Hill helped me see that transitioning into management is not simply the acquisition of new skills on top of the professional skills I've already mastered. Instead, becoming a manager is a total reconfiguration of who I am as a person. It means leaving my former professional identity behind (to some extent, at least) and growing into a new identity and way of looking at work and the world. I wish I had had that perspective earlier on in the job, but I'm grateful to have a look at my first year in hindsight, with some additional clarity on what has been happening to me.
Especially encouraging for me were comments about the conflicting expectations and the ambiguity that the new managers felt. Here's what one of the new managers said:
At any point in my day, I could calculate just how much money I had made. How much I made was mostly under my control; if I worked hard and worked smart, I got more dollars. There was a direct connection.
Before it was all objective. You brought in this amount of dollars, you get this percentage. Now, it's all subjective. They [senior managers] can't even communicate to you so that you can understand exactly what standards you'll be measured against.

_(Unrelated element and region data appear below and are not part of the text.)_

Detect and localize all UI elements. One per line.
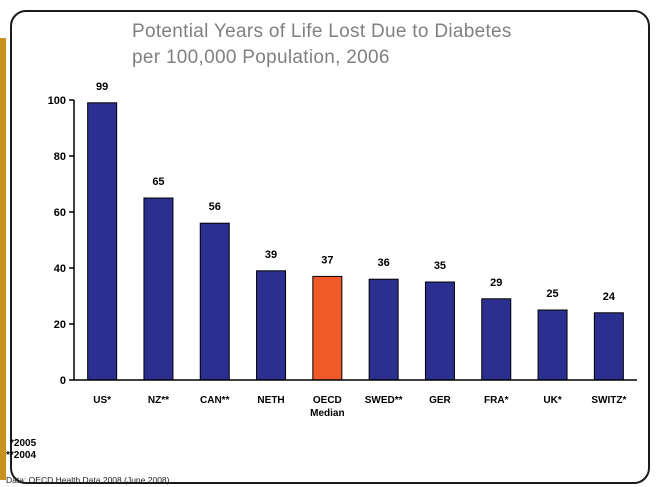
data-label: 29 bbox=[490, 277, 502, 289]
y-tick-label: 100 bbox=[48, 95, 66, 107]
x-tick-label: UK* bbox=[543, 395, 561, 406]
data-label: 25 bbox=[546, 288, 558, 300]
data-label: 99 bbox=[96, 81, 108, 93]
data-label: 24 bbox=[603, 291, 616, 303]
bar bbox=[256, 270, 287, 381]
y-tick-label: 20 bbox=[54, 319, 66, 331]
bar bbox=[537, 309, 568, 381]
data-label: 37 bbox=[321, 254, 333, 266]
source-note: Data: OECD Health Data 2008 (June 2008). bbox=[6, 475, 172, 485]
y-tick-label: 80 bbox=[54, 151, 66, 163]
x-tick-label: FRA* bbox=[484, 395, 509, 406]
bar bbox=[87, 102, 118, 381]
x-tick-label: SWED** bbox=[365, 395, 403, 406]
bar bbox=[199, 222, 230, 381]
chart-title-line-1: Potential Years of Life Lost Due to Diab… bbox=[132, 21, 512, 42]
bar bbox=[593, 312, 624, 381]
x-axis: US* NZ** CAN** NETH OECD Median SWED** GER FRA* U… bbox=[74, 379, 637, 419]
data-label: 36 bbox=[378, 257, 390, 269]
y-tick-label: 60 bbox=[54, 207, 66, 219]
bar bbox=[368, 278, 399, 381]
data-labels: 99 65 56 39 37 36 35 29 25 24 bbox=[96, 81, 616, 303]
data-label: 65 bbox=[152, 176, 164, 188]
bar-highlight bbox=[312, 275, 343, 381]
chart-title-line-2: per 100,000 Population, 2006 bbox=[132, 47, 390, 68]
x-tick-label: NETH bbox=[257, 395, 284, 406]
bar bbox=[481, 298, 512, 381]
x-tick-label: NZ** bbox=[148, 395, 169, 406]
bars bbox=[87, 102, 624, 381]
left-accent-bar bbox=[0, 38, 6, 480]
x-tick-label: US* bbox=[93, 395, 111, 406]
x-tick-label: CAN** bbox=[200, 395, 230, 406]
x-tick-label: OECD bbox=[313, 395, 342, 406]
x-tick-label: GER bbox=[429, 395, 451, 406]
footnote-2004: **2004 bbox=[6, 450, 37, 461]
y-tick-label: 0 bbox=[60, 375, 66, 387]
y-tick-label: 40 bbox=[54, 263, 66, 275]
y-axis: 0 20 40 60 80 100 bbox=[48, 95, 75, 387]
x-tick-label: SWITZ* bbox=[591, 395, 626, 406]
bar bbox=[143, 197, 174, 381]
data-label: 56 bbox=[209, 201, 221, 213]
data-label: 39 bbox=[265, 249, 277, 261]
data-label: 35 bbox=[434, 260, 446, 272]
x-tick-label: Median bbox=[310, 408, 344, 419]
bar bbox=[424, 281, 455, 381]
footnote-2005: *2005 bbox=[10, 438, 37, 449]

You can just say “I had a small degree of positive influence” sometimes. You never really feel like you have accomplished anything tangible. Before I could break my work down into parts, there was a beginning and end. At the end of the day, I could see what I had done. Now, I never seem to get any closure. (163)
Though I work in a non-profit organization and the money-making doesn't apply so directly to me, I totally relate to those feelings of having lost all the tangible standards by which my work is judged. A point that Hill emphasizes throughout the book is that management success is based on how your team of subordinates performs, not how well you do a specialist job. It feels riskier, more subjective, more ambiguous, and sometimes less rewarding. I've found all of that to be true.
Hill writes with a gentle, encouraging voice that I appreciated. There is some repetition through the book, but I found it appropriate and worthwhile in strengthening the main points. Becoming a Manager is a book I would recommend as required reading for new managers at some point in their first 18 months on the job. While I wished I'd read it sooner, it's likely that I gained more from it after completing my first year.